Wie wurden Sie Heimkoch?

Nach der Geburt unserer Tochter wollte ich mit geregelten Arbeitszeiten meine Vaterrolle wahrnehmen. Ich ging in ein damals frisch eröffnetes Altersheim in Münchenbuchsee. Der Heimleiter fragte gleich zu Beginn: «Können Sie bewohnerorientiert arbeiten?» Ich dachte, ich bin Gastronom, klar kann ich das. Erst mit der Zeit wurde mir bewusst, dass ich viel zu lernen hatte.

Inwiefern?

Damals war die Nouvelle Cusine in Mode. Ich dachte, ich muss so kochen. Aber die Bewohnenden wollten Apfelrösti und keine Piccata mit Spaghetti. Heute wird Pasta gewünscht. Damals waren fast nur Kartoffeln gefragt, Griessschnitten der Renner und ich musste lernen «Fotzelschnitte» zu machen. Meine Mutter half mir bei den Rezepten. Wir waren zwar stadtnah und trotzdem lag ich mit meinen ersten Ideen, der Nouvelle Cuisine oder Reisgerichten, die es auch heute noch schwer haben, völlig falsch.

Trotzdem sind Sie geblieben?

Ja, denn die Bewohnerorientierung fing an, mir zu gefallen. Samstags haben wir gemeinsam den Menüplan gemacht. Früher ging nicht, weil sie es sonst wieder vergessen hätten. Nichts, nicht einmal die Weihnachtskerzen, lief ohne das Gremium Heimbewohnende.

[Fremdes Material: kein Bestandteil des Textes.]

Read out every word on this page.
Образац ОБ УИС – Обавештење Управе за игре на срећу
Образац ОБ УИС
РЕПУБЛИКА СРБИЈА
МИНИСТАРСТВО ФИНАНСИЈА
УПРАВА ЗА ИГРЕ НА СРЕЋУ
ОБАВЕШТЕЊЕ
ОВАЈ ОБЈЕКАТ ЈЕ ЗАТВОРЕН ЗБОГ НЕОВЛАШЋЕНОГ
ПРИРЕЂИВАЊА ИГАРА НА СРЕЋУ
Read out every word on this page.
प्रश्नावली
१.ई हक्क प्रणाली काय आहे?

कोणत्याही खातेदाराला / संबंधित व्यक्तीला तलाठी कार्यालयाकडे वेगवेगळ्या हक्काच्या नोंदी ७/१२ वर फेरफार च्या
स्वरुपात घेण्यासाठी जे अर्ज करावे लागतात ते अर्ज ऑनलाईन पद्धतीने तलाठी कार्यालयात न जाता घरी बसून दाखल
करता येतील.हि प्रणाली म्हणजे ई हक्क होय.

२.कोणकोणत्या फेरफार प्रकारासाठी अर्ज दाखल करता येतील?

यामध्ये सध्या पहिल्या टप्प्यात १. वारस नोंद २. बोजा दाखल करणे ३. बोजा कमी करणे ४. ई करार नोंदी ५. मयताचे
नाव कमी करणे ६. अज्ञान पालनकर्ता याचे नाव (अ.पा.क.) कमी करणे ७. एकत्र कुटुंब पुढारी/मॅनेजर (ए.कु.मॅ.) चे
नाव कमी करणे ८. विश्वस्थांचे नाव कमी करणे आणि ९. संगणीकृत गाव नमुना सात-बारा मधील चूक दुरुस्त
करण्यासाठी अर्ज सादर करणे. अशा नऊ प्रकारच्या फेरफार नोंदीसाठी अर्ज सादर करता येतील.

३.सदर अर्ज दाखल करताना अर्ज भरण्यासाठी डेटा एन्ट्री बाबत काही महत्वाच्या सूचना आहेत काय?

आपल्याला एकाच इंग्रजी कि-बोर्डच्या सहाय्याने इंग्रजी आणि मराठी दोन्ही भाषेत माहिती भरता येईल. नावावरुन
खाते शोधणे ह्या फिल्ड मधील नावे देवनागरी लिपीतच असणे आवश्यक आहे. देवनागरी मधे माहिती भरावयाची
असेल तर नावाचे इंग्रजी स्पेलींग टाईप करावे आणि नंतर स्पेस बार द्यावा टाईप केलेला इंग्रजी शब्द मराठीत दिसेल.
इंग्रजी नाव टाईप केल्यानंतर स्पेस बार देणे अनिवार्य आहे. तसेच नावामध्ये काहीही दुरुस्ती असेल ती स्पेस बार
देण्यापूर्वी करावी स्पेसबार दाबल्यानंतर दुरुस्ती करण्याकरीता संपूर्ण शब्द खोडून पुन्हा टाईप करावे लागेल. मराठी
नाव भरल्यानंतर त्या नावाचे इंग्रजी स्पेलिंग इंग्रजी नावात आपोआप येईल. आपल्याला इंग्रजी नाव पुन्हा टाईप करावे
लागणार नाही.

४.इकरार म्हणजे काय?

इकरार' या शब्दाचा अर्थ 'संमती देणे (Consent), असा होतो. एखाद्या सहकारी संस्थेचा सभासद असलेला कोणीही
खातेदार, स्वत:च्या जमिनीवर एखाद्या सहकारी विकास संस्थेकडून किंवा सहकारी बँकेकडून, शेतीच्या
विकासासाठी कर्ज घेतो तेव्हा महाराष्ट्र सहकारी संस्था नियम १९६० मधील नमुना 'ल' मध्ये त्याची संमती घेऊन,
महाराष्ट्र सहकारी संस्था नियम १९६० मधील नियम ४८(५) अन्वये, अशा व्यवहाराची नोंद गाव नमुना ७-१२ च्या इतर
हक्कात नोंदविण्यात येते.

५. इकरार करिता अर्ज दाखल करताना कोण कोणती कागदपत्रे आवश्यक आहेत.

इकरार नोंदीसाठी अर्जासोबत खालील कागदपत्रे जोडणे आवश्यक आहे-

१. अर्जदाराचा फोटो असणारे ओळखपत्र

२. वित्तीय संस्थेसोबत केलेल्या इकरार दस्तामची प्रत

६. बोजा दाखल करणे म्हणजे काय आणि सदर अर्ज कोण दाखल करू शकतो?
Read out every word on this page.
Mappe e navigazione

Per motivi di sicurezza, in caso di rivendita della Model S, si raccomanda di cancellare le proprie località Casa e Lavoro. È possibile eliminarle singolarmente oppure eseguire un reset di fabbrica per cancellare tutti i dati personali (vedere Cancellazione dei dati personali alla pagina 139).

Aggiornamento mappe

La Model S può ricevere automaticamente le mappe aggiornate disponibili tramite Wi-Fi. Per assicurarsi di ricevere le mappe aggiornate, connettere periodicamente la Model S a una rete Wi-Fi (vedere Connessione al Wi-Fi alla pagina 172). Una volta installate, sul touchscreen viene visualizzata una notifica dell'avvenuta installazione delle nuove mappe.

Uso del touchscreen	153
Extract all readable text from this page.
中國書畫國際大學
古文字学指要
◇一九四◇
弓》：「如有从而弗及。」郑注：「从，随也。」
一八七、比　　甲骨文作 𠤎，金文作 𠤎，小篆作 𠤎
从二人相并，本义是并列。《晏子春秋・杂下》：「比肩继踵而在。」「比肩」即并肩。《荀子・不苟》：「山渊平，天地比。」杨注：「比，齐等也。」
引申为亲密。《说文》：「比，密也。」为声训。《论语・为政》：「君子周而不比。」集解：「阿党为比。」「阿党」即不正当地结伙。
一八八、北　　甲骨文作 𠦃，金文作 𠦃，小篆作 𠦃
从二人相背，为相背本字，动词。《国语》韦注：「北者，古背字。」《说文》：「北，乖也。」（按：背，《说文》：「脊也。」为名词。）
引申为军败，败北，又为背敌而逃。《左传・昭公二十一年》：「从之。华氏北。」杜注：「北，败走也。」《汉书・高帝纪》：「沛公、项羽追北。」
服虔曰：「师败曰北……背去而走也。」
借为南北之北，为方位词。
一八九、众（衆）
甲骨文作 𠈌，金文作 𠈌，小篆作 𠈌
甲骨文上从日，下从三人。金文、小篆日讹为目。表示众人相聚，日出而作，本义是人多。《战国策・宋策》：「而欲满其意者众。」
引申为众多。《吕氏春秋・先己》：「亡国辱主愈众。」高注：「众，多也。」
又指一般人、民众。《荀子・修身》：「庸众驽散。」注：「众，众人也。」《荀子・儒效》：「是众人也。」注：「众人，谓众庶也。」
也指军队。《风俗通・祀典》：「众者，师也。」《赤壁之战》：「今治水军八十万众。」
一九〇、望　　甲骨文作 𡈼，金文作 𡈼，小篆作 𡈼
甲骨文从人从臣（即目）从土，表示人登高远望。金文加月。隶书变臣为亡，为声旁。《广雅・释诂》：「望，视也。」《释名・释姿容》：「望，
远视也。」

Kein Spielraum also für eigene Ideen?

Doch, es war Kreativität pur. Wir waren die ersten mit einem Salatbuffet. Viele Köche meinten, das ginge nicht. Das hat mich angespornt. Wir hatten täglich mehr als 20 verschiedene Salate und nur drei (die Bohnen) aus der Büchse. Ein Lernender, eine angelernte Mitarbeiterin und ich kochten für 45 Bewohnende. Später habe ich bewiesen, dass sich solche Konzepte auch in einem grossen Heim mit 250 Personen realisieren lassen. Dort hatten wir sogar eine eigene Metzgerei, Bäckerei und Gärtnerei. Ich konnte so echt saisonal kochen. Allerdings war die Abwechslung ganz klein, weil die Bewohnenden immer dieselben Gerichte wollten, was auch absolut in Ordnung ist. Dadurch entstanden bei mir erste Grundideen zum Einbezug der Essbiografie der Bewohnenden bei der Menüplanung.

Wie ging es weiter?

Schon 1990 fingen wir an, pürierte Kost anders zu machen mit Flans, Terrinen etc. Ich wollte Kurse organisieren, aber erst hat das niemanden interessiert. 1992 entstand das erste Büchlein über die Esskultur im Heim. 2015 lancierte ich mit Careum die CareGastronomie-Ausbildung. Für mich haben die Essbiografie und die Bedürfnisse der Bewohnenden, auch spezielle Einzelwünsche, oberste Priorität. Die Küche muss so flexibel sein, dass Pommes frites auch morgens möglich sind. Man weiss in diesem Setting nie, wann es die letzte Mahlzeit ist. Einmal ist eine Bewohnerin, die sich von mir Spargeln wünschte, während sie diese ass verstorben.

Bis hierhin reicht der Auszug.